As he demonstrated in his 2006 hit Once, the Irish writer-director John Carney has a touching faith in the idea that culturally and temperamentally dissimilar people can achieve oneness by making music together. That doesn’t exactly make him an outlier in the world of sappy musicals, but Carney has a knack for giving sentimental showbiz fairy-tales the texture and tang of life on the street, and for knowing when to darken the mood with notes of dissonance. He makes the case once more that a song can save your life in his charming musical drama, Begin Again, which opened at the 2013 Toronto Film Festival under the title Can a Song Save Your Life? Generic as the new name is, I’m glad he lost the old one, which sounds like a really terrible reality show with Dr. Oz and Ryan Seacrest. And the question is too rhetorical to generate suspense. If the answer is, “Uh, no, a song can’t do that,” there’s no movie.
The challenge is that the song must be authentic — or so insists the heroine, Gretta (Keira Knightley), a British singer-songwriter jilted by her longtime boyfriend and sometime collaborator, Dave (Adam Levine, of the group Maroon 5), when his solo act breaks big. On the eve of fleeing New York, she gets coerced by a scruffy fellow Brit (James Corden) into playing a song during an open-mike event at a bar, where a once-towering recording executive — an A&R man — named Dan (Mark Ruffalo) is getting stinko. Dan’s very bad day is the focus of the movie’s next section, a flashback. Gretta’s very bad year is the flashback after that. Having given their misery a context, Carney returns to the present and brings Gretta and Dan together for an artistic and emotional rebirth. They don’t just need a hit. They need to prove to the world that they still exist.

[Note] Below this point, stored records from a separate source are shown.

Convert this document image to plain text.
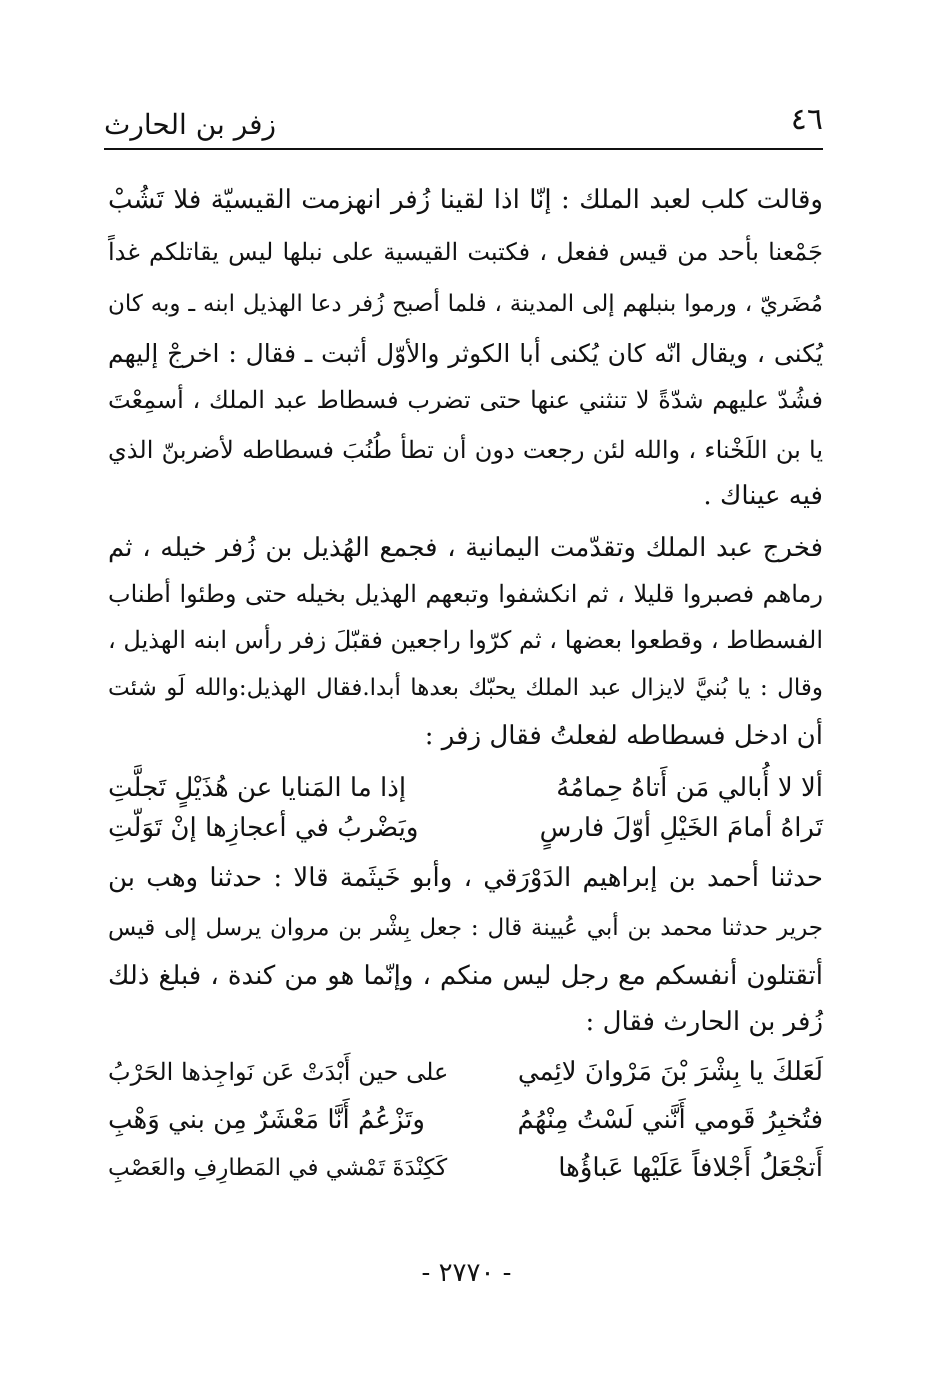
٤٦
زفر بن الحارث
وقالت كلب لعبد الملك : إنّا اذا لقينا زُفر انهزمت القيسيّة فلا تَشُبْ
جَمْعنا بأحد من قيس ففعل ، فكتبت القيسية على نبلها ليس يقاتلكم غداً
مُضَريّ ، ورموا بنبلهم إلى المدينة ، فلما أصبح زُفر دعا الهذيل ابنه ـ وبه كان
يُكنى ، ويقال انّه كان يُكنى أبا الكوثر والأوّل أثبت ـ فقال : اخرجْ إليهم
فشُدّ عليهم شدّةً لا تنثني عنها حتى تضرب فسطاط عبد الملك ، أسمِعْتَ
يا بن اللَخْناء ، والله لئن رجعت دون أن تطأ طُنُبَ فسطاطه لأضربنّ الذي
فيه عيناك .
فخرج عبد الملك وتقدّمت اليمانية ، فجمع الهُذيل بن زُفر خيله ، ثم
رماهم فصبروا قليلا ، ثم انكشفوا وتبعهم الهذيل بخيله حتى وطئوا أطناب
الفسطاط ، وقطعوا بعضها ، ثم كرّوا راجعين فقبّلَ زفر رأس ابنه الهذيل ،
وقال : يا بُنيَّ لايزال عبد الملك يحبّك بعدها أبدا.فقال الهذيل:والله لَو شئت
أن ادخل فسطاطه لفعلتُ فقال زفر :
ألا لا أُبالي مَن أَتاهُ حِمامُهُ
إذا ما المَنايا عن هُذَيْلٍ تَجلَّتِ
تَراهُ أمامَ الخَيْلِ أوّلَ فارسٍ
ويَضْربُ في أعجازِها إنْ تَوَلّتِ
حدثنا أحمد بن إبراهيم الدَوْرَقي ، وأبو خَيثَمة قالا : حدثنا وهب بن
جرير حدثنا محمد بن أبي عُيينة قال : جعل بِشْر بن مروان يرسل إلى قيس
أتقتلون أنفسكم مع رجل ليس منكم ، وإنّما هو من كندة ، فبلغ ذلك
زُفر بن الحارث فقال :
لَعَلكَ يا بِشْرَ بْنَ مَرْوانَ لائِمي
على حين أَبْدَتْ عَن نَواجِذها الحَرْبُ
فتُخبِرُ قَومي أَنَّني لَسْتُ مِنْهُمُ
وتَزْعُمُ أَنَّا مَعْشَرٌ مِن بني وَهْبِ
أَتجْعَلُ أَجْلافاً عَلَيْها عَباؤُها
كَكِنْدَةَ تَمْشي في المَطارِفِ والعَصْبِ
- ٢٧٧٠ -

Begin Again is very funny, mostly because Ruffalo makes such an adorably rumpled drunken asshole. Swilling booze while driving through Manhattan and wincing at bad demo tapes, he reminded me of Alan Bates’s immortal misanthrope, Butley. Is it a good thing that he and Knightley’s Gretta are so mismatched, difficult to imagine in the sack with each other? Maybe so. Keep it platonic. Focus on the music. Knightley has a surprisingly sweet singing voice, and when she does that thing where she scrunches up her face and opens her mouth to show her fangs, she goes in an instant from model-gorgeous to human-goofy.

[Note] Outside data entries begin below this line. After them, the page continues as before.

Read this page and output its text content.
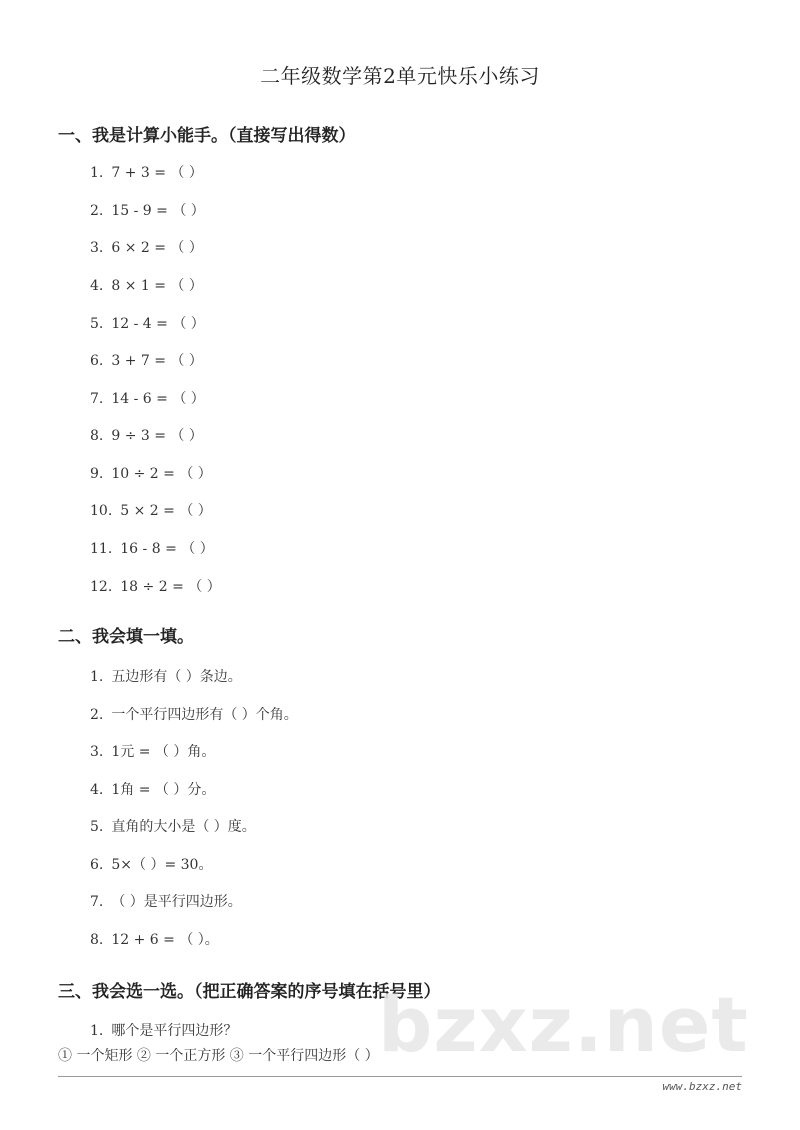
二年级数学第2单元快乐小练习
一、我是计算小能手。（直接写出得数）
1. 7 + 3 = （ ）
2. 15 - 9 = （ ）
3. 6 × 2 = （ ）
4. 8 × 1 = （ ）
5. 12 - 4 = （ ）
6. 3 + 7 = （ ）
7. 14 - 6 = （ ）
8. 9 ÷ 3 = （ ）
9. 10 ÷ 2 = （ ）
10. 5 × 2 = （ ）
11. 16 - 8 = （ ）
12. 18 ÷ 2 = （ ）
二、我会填一填。
1. 五边形有（ ）条边。
2. 一个平行四边形有（ ）个角。
3. 1元 = （ ）角。
4. 1角 = （ ）分。
5. 直角的大小是（ ）度。
6. 5×（ ）= 30。
7. （ ）是平行四边形。
8. 12 + 6 = （ ）。
三、我会选一选。（把正确答案的序号填在括号里）
1. 哪个是平行四边形？
① 一个矩形 ② 一个正方形 ③ 一个平行四边形（ ） bzxz.net
www.bzxz.net
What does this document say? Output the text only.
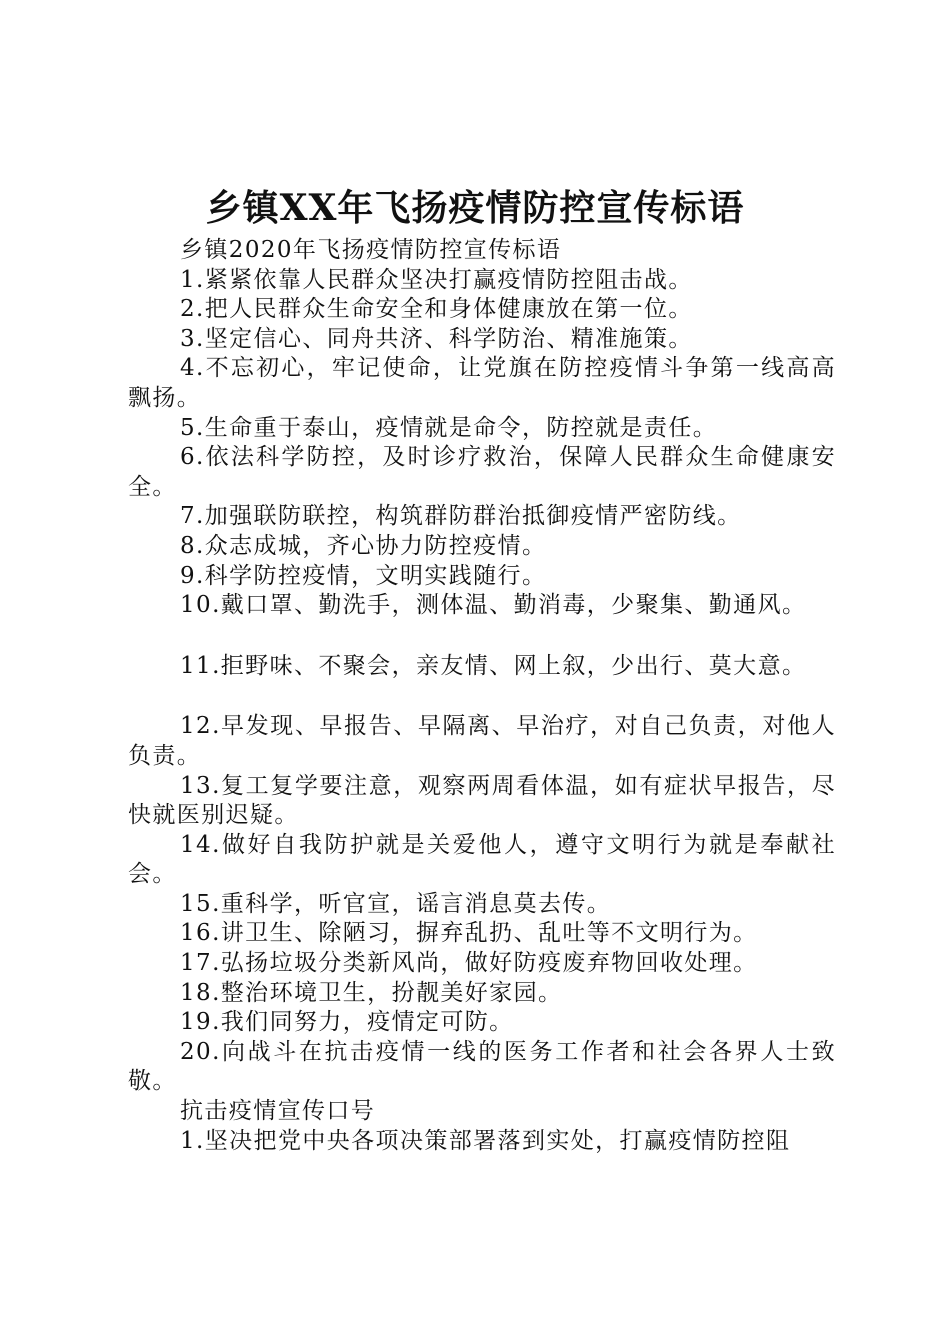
乡镇XX年飞扬疫情防控宣传标语

乡镇2020年飞扬疫情防控宣传标语

1.紧紧依靠人民群众坚决打赢疫情防控阻击战。

2.把人民群众生命安全和身体健康放在第一位。

3.坚定信心、同舟共济、科学防治、精准施策。

4.不忘初心，牢记使命，让党旗在防控疫情斗争第一线高高飘扬。

5.生命重于泰山，疫情就是命令，防控就是责任。

6.依法科学防控，及时诊疗救治，保障人民群众生命健康安全。

7.加强联防联控，构筑群防群治抵御疫情严密防线。

8.众志成城，齐心协力防控疫情。

9.科学防控疫情，文明实践随行。

10.戴口罩、勤洗手，测体温、勤消毒，少聚集、勤通风。

11.拒野味、不聚会，亲友情、网上叙，少出行、莫大意。

12.早发现、早报告、早隔离、早治疗，对自己负责，对他人负责。

13.复工复学要注意，观察两周看体温，如有症状早报告，尽快就医别迟疑。

14.做好自我防护就是关爱他人，遵守文明行为就是奉献社会。

15.重科学，听官宣，谣言消息莫去传。

16.讲卫生、除陋习，摒弃乱扔、乱吐等不文明行为。

17.弘扬垃圾分类新风尚，做好防疫废弃物回收处理。

18.整治环境卫生，扮靓美好家园。

19.我们同努力，疫情定可防。

20.向战斗在抗击疫情一线的医务工作者和社会各界人士致敬。

抗击疫情宣传口号

1.坚决把党中央各项决策部署落到实处，打赢疫情防控阻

Ruffalo and Knightely aren’t the whole movie: There has to be a surrogate family to warm up their world. Gretta and Dan gather musicians (multiracial) around them and hit the streets of New York, the idea being to play each song live and outdoors and catch the spirit, the authenticity, of the city. The conceit would be more credible if the numbers didn’t sound so exactingly mixed — so processed. I liked Knightley’s solo numbers better, especially the stinging one she leaves on her ex’s voice mail (written by Gregg Alexander) with the refrain, “And you have broken every rule/ And I have loved you, like a fool.” But the most delightful number in the film comes early (too early?): A sotted (and besotted) Dan watches Gretta strum her guitar and hears the song the way he’d like it to sound. Drumsticks rise on their own power, an electric guitar and bass join in — it’s a drunkard’s The Sorcerer’s Apprentice.
Among the real musicians in the cast, Levine is very good at convincing you he’s a douche, and Cee Lo Green has an amusing scene in which he shows off his luxurious digs while swearing fealty to Dan, who discovered him. An actor by the name of Yasiin Bey (he looks uncannily like the singer Mos Def and another actor, Dante Beze) is all sleek self-containment as Dan’s chilly ex-partner. Hailee Steinfeld holds just enough back to be convincing as Dan’s disappointed teenage daughter. (It’s odd, though, that Carney is under the weirdly patriarchal impression that teen girls who dress in ultra-short shorts and skimpy tops are crying for Daddy’s intervention.) Only Catherine Keener (as Dan’s ex) deserved better than another bedraggled, aging Earth Mother; Carney can’t seem to figure out what to do with her. Of course, it’s always possible that Harvey Weinstein cut her scenes.*
Actually, I’d have backed Harvey if he’d taken a scissors to the denouement that runs over the closing credits — a fine, stick-it-to-the-Man idea that needed more time and plays like outtakes. But I know why it’s there. Carney’s specialty is inching toward clichés, backing away from them, and inching back. He’s not as pure as he thinks he is, but the footsie is very entertaining.
* Clarification: A representative from The Weinstein Company contacted me to say that there were no additional scenes with Catherine Keener's character that were were per directives from Harvey Weinstein. I guess the fault lies not in our distributor, but in our screenplay.